Un vote controversé au Parlement européen
Le président du Rassemblement national (RN) et chef de file des Patriotes au Parlement européen, Jordan Bardella, a voté contre le prêt de 90 milliards d'euros accordé à l'Ukraine par l'Union européenne. Cette décision, adoptée mercredi 11 février avec 458 voix pour, 140 contre et 44 abstentions, a immédiatement suscité des réactions vives de la part des autres groupes politiques.
Des critiques acerbes de la part des partis pro-européens
Les réactions ne se sont pas faites attendre. Raphaël Glucksmann, eurodéputé social-démocrate, a fustigé le vote du RN en des termes sans équivoque :
« Au Parlement européen, le Rassemblement national et Jordan Bardella votent contre le prêt européen à l'Ukraine. Sans ce prêt, c'est simple : l'Ukraine s'effondre. À nouveau, ils agissent en relais de Poutine et trahissent l'intérêt vital de l'Europe et de la France. »

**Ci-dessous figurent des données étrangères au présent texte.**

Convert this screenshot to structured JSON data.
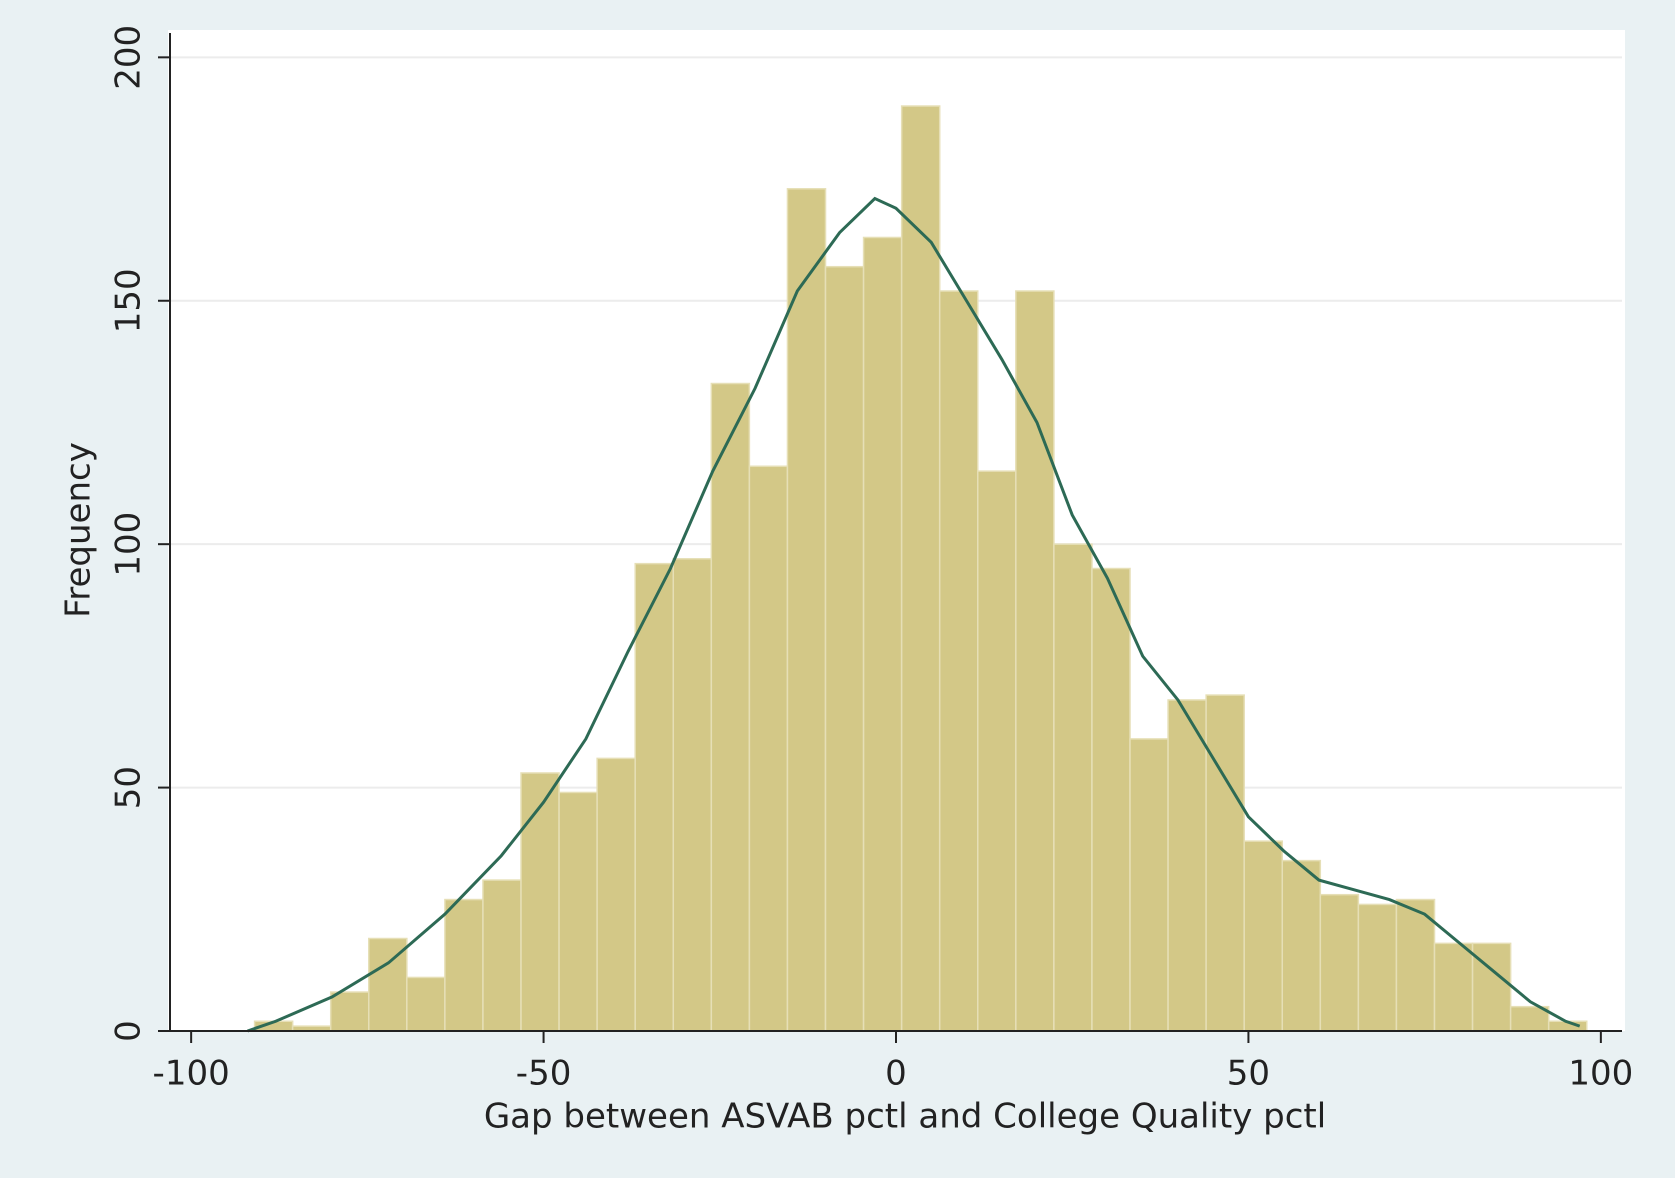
{
  "chart_data": {
    "type": "histogram",
    "xlabel": "Gap between ASVAB pctl and College Quality pctl",
    "ylabel": "Frequency",
    "bins": [
      -91,
      -85.6,
      -80.2,
      -74.8,
      -69.4,
      -64,
      -58.6,
      -53.2,
      -47.8,
      -42.4,
      -37,
      -31.6,
      -26.2,
      -20.8,
      -15.4,
      -10,
      -4.6,
      0.8,
      6.2,
      11.6,
      17,
      22.4,
      27.8,
      33.2,
      38.6,
      44,
      49.4,
      54.8,
      60.2,
      65.6,
      71,
      76.4,
      81.8,
      87.2,
      92.6,
      98
    ],
    "counts": [
      2,
      1,
      8,
      19,
      11,
      27,
      31,
      53,
      49,
      56,
      96,
      97,
      133,
      116,
      173,
      157,
      163,
      190,
      152,
      115,
      152,
      100,
      95,
      60,
      68,
      69,
      39,
      35,
      28,
      26,
      27,
      18,
      18,
      5,
      2
    ],
    "color": "#d3c887",
    "curve": {
      "color": "#2d6a55",
      "x": [
        -92,
        -88,
        -80,
        -72,
        -64,
        -56,
        -50,
        -44,
        -38,
        -32,
        -26,
        -20,
        -14,
        -8,
        -3,
        0,
        5,
        10,
        15,
        20,
        25,
        30,
        35,
        40,
        45,
        50,
        55,
        60,
        65,
        70,
        75,
        80,
        85,
        90,
        95,
        97
      ],
      "y": [
        0,
        2,
        7,
        14,
        24,
        36,
        47,
        60,
        78,
        95,
        115,
        132,
        152,
        164,
        171,
        169,
        162,
        150,
        138,
        125,
        106,
        93,
        77,
        68,
        56,
        44,
        37,
        31,
        29,
        27,
        24,
        18,
        12,
        6,
        2,
        1
      ]
    },
    "xlim": [
      -103,
      103
    ],
    "ylim": [
      0,
      205
    ],
    "xticks": [
      -100,
      -50,
      0,
      50,
      100
    ],
    "yticks": [
      0,
      50,
      100,
      150,
      200
    ],
    "grid": true
  }
}
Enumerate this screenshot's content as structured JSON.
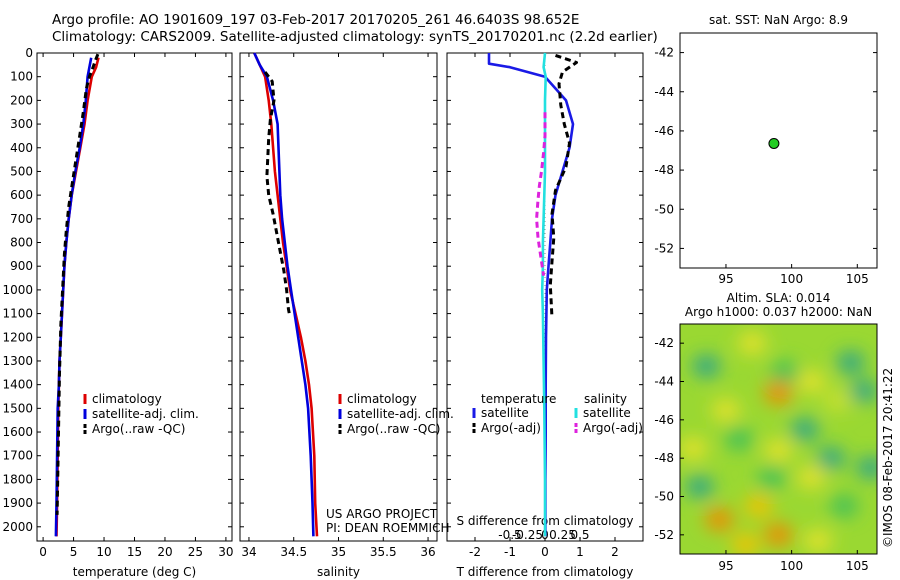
{
  "header": {
    "line1": "Argo profile: AO 1901609_197 03-Feb-2017 20170205_261 46.6403S 98.652E",
    "line2": "Climatology: CARS2009. Satellite-adjusted climatology: synTS_20170201.nc (2.2d earlier)"
  },
  "colors": {
    "climatology": "#dd0000",
    "satellite": "#0000dd",
    "argo": "#000000",
    "t_satellite": "#1a1ae6",
    "s_satellite": "#22e0e0",
    "s_argo": "#dd22dd"
  },
  "chart_data": [
    {
      "type": "line",
      "name": "temperature-profile",
      "xlabel": "temperature (deg C)",
      "ylabel": "",
      "xlim": [
        -1,
        31
      ],
      "ylim": [
        2060,
        0
      ],
      "y_reversed": true,
      "x_ticks": [
        "0",
        "5",
        "10",
        "15",
        "20",
        "25",
        "30"
      ],
      "x_tick_values": [
        0,
        5,
        10,
        15,
        20,
        25,
        30
      ],
      "y_ticks": [
        "0",
        "100",
        "200",
        "300",
        "400",
        "500",
        "600",
        "700",
        "800",
        "900",
        "1000",
        "1100",
        "1200",
        "1300",
        "1400",
        "1500",
        "1600",
        "1700",
        "1800",
        "1900",
        "2000"
      ],
      "y_tick_values": [
        0,
        100,
        200,
        300,
        400,
        500,
        600,
        700,
        800,
        900,
        1000,
        1100,
        1200,
        1300,
        1400,
        1500,
        1600,
        1700,
        1800,
        1900,
        2000
      ],
      "legend": [
        "climatology",
        "satellite-adj. clim.",
        "Argo(..raw -QC)"
      ],
      "series": [
        {
          "name": "climatology",
          "color": "#dd0000",
          "dashed": false,
          "x": [
            9.1,
            8.7,
            8.0,
            7.3,
            6.8,
            6.1,
            5.4,
            4.7,
            4.2,
            3.8,
            3.5,
            3.3,
            3.1,
            2.9,
            2.7,
            2.6,
            2.5,
            2.4,
            2.3,
            2.2
          ],
          "y": [
            20,
            60,
            100,
            200,
            300,
            400,
            500,
            600,
            700,
            800,
            900,
            1000,
            1100,
            1200,
            1300,
            1400,
            1500,
            1700,
            1900,
            2040
          ]
        },
        {
          "name": "satellite-adj. clim.",
          "color": "#0000dd",
          "dashed": false,
          "x": [
            7.9,
            7.6,
            7.3,
            7.0,
            6.6,
            6.0,
            5.3,
            4.7,
            4.2,
            3.8,
            3.5,
            3.3,
            3.1,
            2.9,
            2.7,
            2.6,
            2.4,
            2.3,
            2.2,
            2.1
          ],
          "y": [
            20,
            60,
            100,
            200,
            300,
            400,
            500,
            600,
            700,
            800,
            900,
            1000,
            1100,
            1200,
            1300,
            1400,
            1500,
            1700,
            1900,
            2040
          ]
        },
        {
          "name": "Argo(..raw -QC)",
          "color": "#000000",
          "dashed": true,
          "x": [
            9.0,
            8.6,
            8.2,
            7.6,
            7.1,
            6.6,
            6.0,
            5.4,
            4.8,
            4.2,
            3.8,
            3.5,
            3.3,
            3.1,
            2.9,
            2.8,
            2.7,
            2.6,
            2.5,
            2.4,
            2.3
          ],
          "y": [
            5,
            30,
            60,
            100,
            150,
            250,
            350,
            450,
            550,
            650,
            750,
            850,
            950,
            1050,
            1150,
            1250,
            1350,
            1500,
            1650,
            1800,
            1950
          ]
        }
      ]
    },
    {
      "type": "line",
      "name": "salinity-profile",
      "xlabel": "salinity",
      "ylabel": "",
      "xlim": [
        33.9,
        36.1
      ],
      "ylim": [
        2060,
        0
      ],
      "y_reversed": true,
      "x_ticks": [
        "34",
        "34.5",
        "35",
        "35.5",
        "36"
      ],
      "x_tick_values": [
        34,
        34.5,
        35,
        35.5,
        36
      ],
      "legend": [
        "climatology",
        "satellite-adj. clim.",
        "Argo(..raw -QC)"
      ],
      "annotation": [
        "US ARGO PROJECT",
        "PI: DEAN ROEMMICH"
      ],
      "series": [
        {
          "name": "climatology",
          "color": "#dd0000",
          "dashed": false,
          "x": [
            34.06,
            34.12,
            34.18,
            34.22,
            34.25,
            34.27,
            34.29,
            34.32,
            34.35,
            34.38,
            34.42,
            34.46,
            34.52,
            34.58,
            34.63,
            34.67,
            34.7,
            34.73,
            34.74,
            34.76
          ],
          "y": [
            0,
            50,
            100,
            200,
            300,
            400,
            500,
            600,
            700,
            800,
            900,
            1000,
            1100,
            1200,
            1300,
            1400,
            1500,
            1700,
            1900,
            2040
          ]
        },
        {
          "name": "satellite-adj. clim.",
          "color": "#0000dd",
          "dashed": false,
          "x": [
            34.06,
            34.12,
            34.2,
            34.27,
            34.32,
            34.33,
            34.34,
            34.35,
            34.37,
            34.4,
            34.43,
            34.47,
            34.51,
            34.55,
            34.59,
            34.63,
            34.66,
            34.69,
            34.71,
            34.72
          ],
          "y": [
            0,
            50,
            100,
            200,
            300,
            400,
            500,
            600,
            700,
            800,
            900,
            1000,
            1100,
            1200,
            1300,
            1400,
            1500,
            1700,
            1900,
            2040
          ]
        },
        {
          "name": "Argo(..raw -QC)",
          "color": "#000000",
          "dashed": true,
          "x": [
            34.18,
            34.26,
            34.28,
            34.24,
            34.22,
            34.21,
            34.2,
            34.22,
            34.27,
            34.31,
            34.35,
            34.39,
            34.42,
            34.44,
            34.45
          ],
          "y": [
            80,
            120,
            200,
            280,
            360,
            440,
            520,
            600,
            680,
            760,
            840,
            920,
            1000,
            1080,
            1100
          ]
        }
      ]
    },
    {
      "type": "line",
      "name": "difference-profile",
      "xlabel": "T difference from climatology",
      "top_label": "S difference from climatology",
      "xlim": [
        -2.8,
        2.8
      ],
      "ylim": [
        2060,
        0
      ],
      "y_reversed": true,
      "x_ticks": [
        "-2",
        "-1",
        "0",
        "1",
        "2"
      ],
      "x_tick_values": [
        -2,
        -1,
        0,
        1,
        2
      ],
      "s_ticks": [
        "-0.5",
        "-0.25",
        "0",
        "0.25",
        "0.5"
      ],
      "s_tick_values": [
        -0.5,
        -0.25,
        0,
        0.25,
        0.5
      ],
      "legend_headers": [
        "temperature",
        "salinity"
      ],
      "legend": [
        "satellite",
        "Argo(-adj)",
        "satellite",
        "Argo(-adj)"
      ],
      "series": [
        {
          "name": "satellite",
          "group": "temperature",
          "color": "#1a1ae6",
          "dashed": false,
          "x": [
            -1.6,
            -1.6,
            -1.0,
            0.0,
            0.3,
            0.6,
            0.8,
            0.7,
            0.5,
            0.3,
            0.2,
            0.15,
            0.1,
            0.05,
            0.03,
            0.02,
            0.02,
            0.01,
            0.01
          ],
          "y": [
            0,
            45,
            60,
            100,
            150,
            200,
            300,
            400,
            500,
            600,
            700,
            800,
            900,
            1000,
            1200,
            1400,
            1600,
            1800,
            2040
          ]
        },
        {
          "name": "Argo(-adj)",
          "group": "temperature",
          "color": "#000000",
          "dashed": true,
          "x": [
            0.3,
            0.6,
            0.9,
            0.5,
            0.4,
            0.45,
            0.55,
            0.7,
            0.6,
            0.3,
            0.2,
            0.25,
            0.2,
            0.15,
            0.18,
            0.2
          ],
          "y": [
            10,
            25,
            40,
            80,
            130,
            220,
            300,
            380,
            480,
            580,
            680,
            780,
            880,
            980,
            1060,
            1120
          ]
        },
        {
          "name": "satellite",
          "group": "salinity",
          "color": "#22e0e0",
          "dashed": false,
          "x": [
            0.0,
            -0.02,
            0.01,
            0.0,
            0.0,
            0.0,
            0.0,
            -0.01,
            -0.02,
            -0.03,
            -0.03,
            -0.04,
            -0.03,
            -0.02,
            -0.01,
            0.0,
            0.0
          ],
          "y": [
            0,
            60,
            100,
            200,
            300,
            400,
            500,
            600,
            700,
            800,
            900,
            1000,
            1100,
            1300,
            1500,
            1800,
            2040
          ]
        },
        {
          "name": "Argo(-adj)",
          "group": "salinity",
          "color": "#dd22dd",
          "dashed": true,
          "x": [
            0.0,
            0.0,
            -0.02,
            -0.05,
            -0.08,
            -0.1,
            -0.12,
            -0.1,
            -0.06,
            -0.02
          ],
          "y": [
            250,
            350,
            420,
            500,
            560,
            620,
            700,
            780,
            860,
            940
          ]
        }
      ]
    },
    {
      "type": "scatter",
      "name": "position-map",
      "title": "sat. SST: NaN Argo: 8.9",
      "xlim": [
        91.5,
        106.5
      ],
      "ylim": [
        -53,
        -41
      ],
      "x_ticks": [
        "95",
        "100",
        "105"
      ],
      "x_tick_values": [
        95,
        100,
        105
      ],
      "y_ticks": [
        "-42",
        "-44",
        "-46",
        "-48",
        "-50",
        "-52"
      ],
      "y_tick_values": [
        -42,
        -44,
        -46,
        -48,
        -50,
        -52
      ],
      "points": [
        {
          "x": 98.652,
          "y": -46.6403,
          "color": "#22cc22"
        }
      ]
    },
    {
      "type": "heatmap",
      "name": "altimetry-map",
      "title_line1": "Altim. SLA: 0.014",
      "title_line2": "Argo h1000: 0.037 h2000: NaN",
      "xlim": [
        91.5,
        106.5
      ],
      "ylim": [
        -53,
        -41
      ],
      "x_ticks": [
        "95",
        "100",
        "105"
      ],
      "x_tick_values": [
        95,
        100,
        105
      ],
      "y_ticks": [
        "-42",
        "-44",
        "-46",
        "-48",
        "-50",
        "-52"
      ],
      "y_tick_values": [
        -42,
        -44,
        -46,
        -48,
        -50,
        -52
      ],
      "blobs": [
        {
          "x": 93.5,
          "y": -43.2,
          "v": -0.6
        },
        {
          "x": 95.0,
          "y": -45.5,
          "v": 0.5
        },
        {
          "x": 97.0,
          "y": -42.0,
          "v": 0.6
        },
        {
          "x": 99.5,
          "y": -43.5,
          "v": -0.4
        },
        {
          "x": 101.5,
          "y": -44.0,
          "v": 0.4
        },
        {
          "x": 103.5,
          "y": -45.0,
          "v": 0.3
        },
        {
          "x": 104.5,
          "y": -43.0,
          "v": -0.6
        },
        {
          "x": 99.0,
          "y": -44.6,
          "v": 0.9
        },
        {
          "x": 105.5,
          "y": -44.5,
          "v": -0.5
        },
        {
          "x": 92.5,
          "y": -47.5,
          "v": 0.4
        },
        {
          "x": 96.0,
          "y": -47.0,
          "v": -0.3
        },
        {
          "x": 99.0,
          "y": -47.6,
          "v": 0.5
        },
        {
          "x": 101.0,
          "y": -46.5,
          "v": -0.5
        },
        {
          "x": 103.0,
          "y": -48.0,
          "v": -0.8
        },
        {
          "x": 93.0,
          "y": -49.5,
          "v": -0.5
        },
        {
          "x": 98.5,
          "y": -49.0,
          "v": -0.4
        },
        {
          "x": 101.5,
          "y": -49.0,
          "v": 0.5
        },
        {
          "x": 94.5,
          "y": -51.2,
          "v": 1.0
        },
        {
          "x": 97.5,
          "y": -50.5,
          "v": 0.8
        },
        {
          "x": 99.0,
          "y": -52.0,
          "v": 1.0
        },
        {
          "x": 96.5,
          "y": -52.5,
          "v": 0.7
        },
        {
          "x": 104.0,
          "y": -50.5,
          "v": -0.3
        },
        {
          "x": 102.0,
          "y": -52.3,
          "v": 0.4
        },
        {
          "x": 106.0,
          "y": -48.5,
          "v": -0.6
        }
      ]
    }
  ],
  "footer": {
    "watermark": "©IMOS 08-Feb-2017 20:41:22"
  }
}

De son côté, Pascal Canfin, centriste et membre du groupe Renew, a également pointé du doigt la position du RN :
« Voter Bardella, c'est voter Poutine ! Le RN le montre de nouveau en votant contre un nouveau paquet de soutien à l'Ukraine – 90 milliards d'euros, contre la liberté face à l'impérialisme russe. »
Un prêt historique pour l'Ukraine
Ce prêt, destiné à soutenir l'Ukraine face à l'aggression russe en 2026 et 2027, sera financé par un emprunt de l'UE sur les marchés financiers. Les intérêts, estimés à environ 3 milliards d'euros par an, seront pris en charge par le budget européen. Le mécanisme prévoit que l'Ukraine ne remboursera l'UE qu'une fois la Russie condamnée à verser des réparations de guerre.
Sur les 90 milliards d'euros, 60 milliards serviront à renforcer les capacités industrielles de défense ukrainiennes, tandis que les 30 milliards restants financeront les besoins budgétaires de Kiev, sous conditions de réformes. Les premiers versements pourraient intervenir dès avril.
Les arguments du RN : un rejet du « montage » européen
Interrogé par l'Agence France-Presse, Pierre-Romain Thionnet, eurodéputé RN et proche de Jordan Bardella, a défendu la position de son parti. Il a contesté l'idée d'un « lâchage » de l'Ukraine, tout en critiquant le « montage » du prêt, jugé trop favorable aux achats d'armes en dehors de l'Europe.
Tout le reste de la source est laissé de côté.